July 22, 2021

AIM4 - Neural Networks/Loss and Optimization

Recap

A look at how we would implement on from scratch in Python.

Almost always, we apply an “activation function” to the weighted sum.

Without an explicit function: Neuron outputs the weighted sum.

Alternatively: do some extra computation (the “activation function”) on the weighted sum and output the result of that:

In Summary

Neural Networks consist of the following components:

Loss and Optimisation

How to get your NN to learn the right thing fast?

Loss: what does it mean to learn the “right” thing?

A neural network is a function:

Weights inside each neuron are just numbers that determine what the NN’s function looks like, but good values are unknown in advance.

Training is just the process of finding these good values!

Training examplex are “hints” about what function the neural net should learn.

An very simple untrained NN: output = w1 x input

1
2
3
4
5
6
Training data:
Input Target
3 6
-2 -4
0 0
5 10

What is a good value for w1? How do you know?

w1 = 2 seems to fit this data well.

Linear regression:

y = w1 * X + w0

Which is better and why?

Can we come up with a function (measurement) that gives us better (lower) scores for better lines and worse (higher) scores for worse lines?

Computes a number using only information about:

Desirable properties:

One solution: cost = sum of absolute distances between each example target and the neural network’s output for that example.

perhaps penalize large distances more harshly than small ones.

Mean-squared error

For each exmaple:

Add up the squared difference for all examples.

Loss = (predicted1 - target1) ^2 + (predicted2 - target2)^ 2 + … + (predictedn - targetn)^2

Regression

NN outputs some numeric value between -/+ inf

Mean-squared error (MSE)

Mean squared logarithmic (“log”) error (MSLE)

Mean absolute error (MAE)

Binary classification

Targets are 0 or 1, NN outputs something in (0,1) range.

Multi-class classification

Targets are expressed as 0, 1, … n

NN outputs n values between 0 and 1.

Multi-class cross-entropy loss

Sparse multi-class cross-entropy loss

KL divergence

Resources:

Nice blog post on choosing a loss function -

https://machinelearningmastery.com/how-to-choose-lossfunctions-when-training-deep-learning-neural-networks/

Optimisation

So how do we find good weights?

i.e., how do we find weight values that result in a small loss value?

i.e., what should we know about training so it’s not a mystery, and we have a hope of fixing things if it goes wrong?

A simple example: 1 unknown weight to set

A very simple untrained NN: output = w1 x input

Choose mean-squared error as our loss function.

How does loss change with different values of w1, for a given dataset?

But, we cannot “see” this function directly! We can measure the loss for any given value of w1; we can also compute the slope of the line at any given value of w1, like trying to navigate hilly terrain in a fog; many optimisation methods have been developed for finding good values under such circumstances.

Gradient descent: a simple, standard optimisation method.
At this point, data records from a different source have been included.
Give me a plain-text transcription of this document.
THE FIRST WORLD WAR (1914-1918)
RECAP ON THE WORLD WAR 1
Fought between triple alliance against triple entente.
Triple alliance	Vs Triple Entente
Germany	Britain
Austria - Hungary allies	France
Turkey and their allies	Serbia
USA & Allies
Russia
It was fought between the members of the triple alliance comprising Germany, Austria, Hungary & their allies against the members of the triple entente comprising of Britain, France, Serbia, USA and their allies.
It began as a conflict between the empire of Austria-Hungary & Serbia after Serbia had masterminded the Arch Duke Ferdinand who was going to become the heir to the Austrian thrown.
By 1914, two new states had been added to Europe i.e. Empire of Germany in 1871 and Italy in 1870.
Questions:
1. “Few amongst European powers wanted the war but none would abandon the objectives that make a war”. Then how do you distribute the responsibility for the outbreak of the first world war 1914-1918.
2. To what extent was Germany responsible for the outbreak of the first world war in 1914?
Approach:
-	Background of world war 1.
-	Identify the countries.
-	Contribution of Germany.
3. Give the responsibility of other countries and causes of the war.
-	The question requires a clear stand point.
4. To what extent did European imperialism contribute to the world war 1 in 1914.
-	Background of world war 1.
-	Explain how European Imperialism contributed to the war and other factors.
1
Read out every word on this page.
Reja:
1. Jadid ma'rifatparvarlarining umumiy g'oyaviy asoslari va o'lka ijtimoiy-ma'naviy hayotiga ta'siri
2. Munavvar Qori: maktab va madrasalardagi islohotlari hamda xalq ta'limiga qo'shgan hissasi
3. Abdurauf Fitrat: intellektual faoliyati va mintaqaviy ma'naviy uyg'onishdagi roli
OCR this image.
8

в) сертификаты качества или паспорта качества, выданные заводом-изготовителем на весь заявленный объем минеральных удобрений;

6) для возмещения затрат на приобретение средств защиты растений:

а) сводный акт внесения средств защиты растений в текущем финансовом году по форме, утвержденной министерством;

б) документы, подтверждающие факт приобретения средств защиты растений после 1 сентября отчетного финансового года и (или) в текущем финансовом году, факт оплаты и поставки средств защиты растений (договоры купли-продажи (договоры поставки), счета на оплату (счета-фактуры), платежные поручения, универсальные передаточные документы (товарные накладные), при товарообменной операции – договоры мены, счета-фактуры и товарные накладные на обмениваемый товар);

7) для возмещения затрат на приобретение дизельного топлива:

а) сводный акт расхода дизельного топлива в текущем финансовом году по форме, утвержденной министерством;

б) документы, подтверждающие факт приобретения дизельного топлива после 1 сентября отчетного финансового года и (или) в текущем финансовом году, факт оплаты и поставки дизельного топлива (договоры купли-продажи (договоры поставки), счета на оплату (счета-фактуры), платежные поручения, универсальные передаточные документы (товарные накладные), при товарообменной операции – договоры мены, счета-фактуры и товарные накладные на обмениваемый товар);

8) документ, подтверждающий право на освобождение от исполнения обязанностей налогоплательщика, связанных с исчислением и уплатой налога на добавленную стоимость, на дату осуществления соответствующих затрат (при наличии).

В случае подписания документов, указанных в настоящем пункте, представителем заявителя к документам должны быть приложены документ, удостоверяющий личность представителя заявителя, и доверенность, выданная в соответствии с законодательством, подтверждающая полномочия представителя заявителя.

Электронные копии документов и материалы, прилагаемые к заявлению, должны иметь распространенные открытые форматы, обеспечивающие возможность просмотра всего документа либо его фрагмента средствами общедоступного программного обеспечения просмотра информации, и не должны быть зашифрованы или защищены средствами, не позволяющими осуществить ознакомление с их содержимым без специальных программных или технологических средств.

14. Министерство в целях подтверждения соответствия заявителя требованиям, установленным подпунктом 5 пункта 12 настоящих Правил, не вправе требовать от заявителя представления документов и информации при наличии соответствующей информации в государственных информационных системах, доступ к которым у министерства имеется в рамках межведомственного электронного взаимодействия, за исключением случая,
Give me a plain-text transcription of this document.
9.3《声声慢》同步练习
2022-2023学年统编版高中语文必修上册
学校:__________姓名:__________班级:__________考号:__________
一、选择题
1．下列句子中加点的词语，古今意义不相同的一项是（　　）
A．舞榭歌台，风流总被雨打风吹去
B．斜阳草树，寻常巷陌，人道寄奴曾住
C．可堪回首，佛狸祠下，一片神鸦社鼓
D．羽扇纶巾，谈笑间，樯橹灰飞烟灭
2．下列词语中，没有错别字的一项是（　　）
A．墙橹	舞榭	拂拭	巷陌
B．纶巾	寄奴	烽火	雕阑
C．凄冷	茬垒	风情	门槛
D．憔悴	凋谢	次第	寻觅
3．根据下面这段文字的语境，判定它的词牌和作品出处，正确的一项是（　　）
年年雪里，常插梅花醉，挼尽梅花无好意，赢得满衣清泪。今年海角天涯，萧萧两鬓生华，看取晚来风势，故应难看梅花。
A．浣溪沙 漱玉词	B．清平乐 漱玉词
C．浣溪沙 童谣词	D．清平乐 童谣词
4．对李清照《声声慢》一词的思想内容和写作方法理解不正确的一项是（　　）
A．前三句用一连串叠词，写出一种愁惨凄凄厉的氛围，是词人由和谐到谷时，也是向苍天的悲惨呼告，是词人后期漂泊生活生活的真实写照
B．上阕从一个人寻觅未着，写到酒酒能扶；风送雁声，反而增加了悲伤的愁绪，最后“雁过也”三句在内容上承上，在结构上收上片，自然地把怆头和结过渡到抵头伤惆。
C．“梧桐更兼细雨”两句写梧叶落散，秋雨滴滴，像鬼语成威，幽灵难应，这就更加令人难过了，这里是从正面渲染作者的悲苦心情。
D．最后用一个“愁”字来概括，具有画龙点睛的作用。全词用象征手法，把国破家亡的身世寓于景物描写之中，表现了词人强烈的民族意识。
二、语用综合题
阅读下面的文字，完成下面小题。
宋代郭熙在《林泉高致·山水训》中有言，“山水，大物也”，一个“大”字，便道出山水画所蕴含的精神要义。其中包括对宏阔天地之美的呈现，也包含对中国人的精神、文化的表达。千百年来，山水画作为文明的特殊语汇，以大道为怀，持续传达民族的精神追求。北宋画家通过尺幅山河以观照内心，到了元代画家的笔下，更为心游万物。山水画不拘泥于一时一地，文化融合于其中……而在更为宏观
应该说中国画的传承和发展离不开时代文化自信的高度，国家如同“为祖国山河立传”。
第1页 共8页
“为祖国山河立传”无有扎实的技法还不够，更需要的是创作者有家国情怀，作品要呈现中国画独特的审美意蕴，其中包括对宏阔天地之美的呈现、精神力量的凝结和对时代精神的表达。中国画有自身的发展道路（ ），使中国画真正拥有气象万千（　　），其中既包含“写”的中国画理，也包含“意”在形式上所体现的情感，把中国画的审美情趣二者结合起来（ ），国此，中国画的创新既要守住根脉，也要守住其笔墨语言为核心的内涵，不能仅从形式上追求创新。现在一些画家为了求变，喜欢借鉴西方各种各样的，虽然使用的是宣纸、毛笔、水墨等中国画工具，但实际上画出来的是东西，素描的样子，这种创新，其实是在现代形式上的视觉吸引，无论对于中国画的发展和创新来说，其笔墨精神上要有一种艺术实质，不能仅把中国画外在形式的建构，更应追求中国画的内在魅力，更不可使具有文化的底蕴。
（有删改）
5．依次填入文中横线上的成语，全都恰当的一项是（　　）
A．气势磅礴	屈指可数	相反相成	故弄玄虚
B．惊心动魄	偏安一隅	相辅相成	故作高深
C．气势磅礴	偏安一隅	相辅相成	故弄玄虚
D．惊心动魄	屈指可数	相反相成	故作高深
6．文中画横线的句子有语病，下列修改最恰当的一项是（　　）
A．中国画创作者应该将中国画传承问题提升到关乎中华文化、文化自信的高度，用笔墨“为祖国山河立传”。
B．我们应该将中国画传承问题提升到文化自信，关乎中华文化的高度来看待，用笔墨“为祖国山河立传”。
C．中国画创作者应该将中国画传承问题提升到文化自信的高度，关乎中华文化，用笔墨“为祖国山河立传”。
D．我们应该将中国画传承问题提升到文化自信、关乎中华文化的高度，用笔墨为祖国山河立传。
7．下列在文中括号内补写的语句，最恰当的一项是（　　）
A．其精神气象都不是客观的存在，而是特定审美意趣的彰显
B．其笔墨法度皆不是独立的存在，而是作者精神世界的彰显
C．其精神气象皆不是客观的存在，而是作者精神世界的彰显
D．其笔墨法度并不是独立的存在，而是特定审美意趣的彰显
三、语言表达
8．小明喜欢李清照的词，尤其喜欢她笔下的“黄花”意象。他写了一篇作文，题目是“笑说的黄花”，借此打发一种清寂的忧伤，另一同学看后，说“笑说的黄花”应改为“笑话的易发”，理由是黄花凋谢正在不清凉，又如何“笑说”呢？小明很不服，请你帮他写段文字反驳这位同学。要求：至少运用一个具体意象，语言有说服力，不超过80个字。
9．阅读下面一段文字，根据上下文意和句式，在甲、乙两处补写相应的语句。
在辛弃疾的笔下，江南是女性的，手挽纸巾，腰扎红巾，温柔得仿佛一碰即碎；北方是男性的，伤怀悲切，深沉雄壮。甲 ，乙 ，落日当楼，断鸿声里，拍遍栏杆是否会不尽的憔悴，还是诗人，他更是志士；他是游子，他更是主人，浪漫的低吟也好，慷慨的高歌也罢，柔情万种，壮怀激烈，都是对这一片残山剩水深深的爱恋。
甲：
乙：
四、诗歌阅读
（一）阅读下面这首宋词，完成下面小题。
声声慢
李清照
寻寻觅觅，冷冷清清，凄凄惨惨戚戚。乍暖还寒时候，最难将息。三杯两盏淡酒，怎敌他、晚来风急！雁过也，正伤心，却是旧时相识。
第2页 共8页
  1. Pick a random value of w1. Compute loss and slope(gradient) of w1.
  2. Pick a new value for w1.
    • Travel “downwards” in slope
    • If slope is steep, take a big hop in that direction. If gradual, take a smaller hop.
    • The “learning rate” of NN is a value between 0.0 and 1.0 that is used to scale these big/small steps.
  3. Repeat:
    • For a fixed number of iterations
    • Or until change in loss each iteration is very very small

Possible problem #1: Learning rate may be unsuitable

If too small: Takes a looooong time to get to minimum

If too big: Can get lost and never find the minimum

Possible problem #2: Optimization may get stuck in a local minimum

In practice, we always have more than 1 unknown weight, so optimization is finding a minimum in a bumpy surface.

Contour plots: Lines show paths of equal loss

Stochastic gradient descent (SGD) can help avoid local minima (or at least find better local minima).

“Vanilla” (“batch”) gradient descent: use loss computed on all training examples to find the gradient for a particular set of weight values, then follow this gradient downhill.

Stochastic gradient descent: choose a single random example and compute the gradient for a particular set of weight values, then follow this gradient one step. Then choose another single random exmaple and repeat.

Mini-batch gradient descent

A compromise between SGD and vanilla gradient descent: compute gradient at each step using a small number of examples (e.g., 32)

Possible problem #3: Sometimes, it’s hard to find a good set of tradeoffs using the methods we have discussed so far…

Possible problem #4: The optimal weights might not be so optimal after all

Training finds optimal weight values for the training set.

In the real world, you often want your neural network to perform well on data that isn’t in the training set!

We usually want to “generalise”, not “memorise”.

Orange Line has higher loss, but it seems to capture the trend in the data better.

Variation in training examples could be “noise”: maybe we should not try so hard to fit them exactly?

One solution: Regularisation

“Weight” regularisation: loss function includes a penalty for weights that become too large.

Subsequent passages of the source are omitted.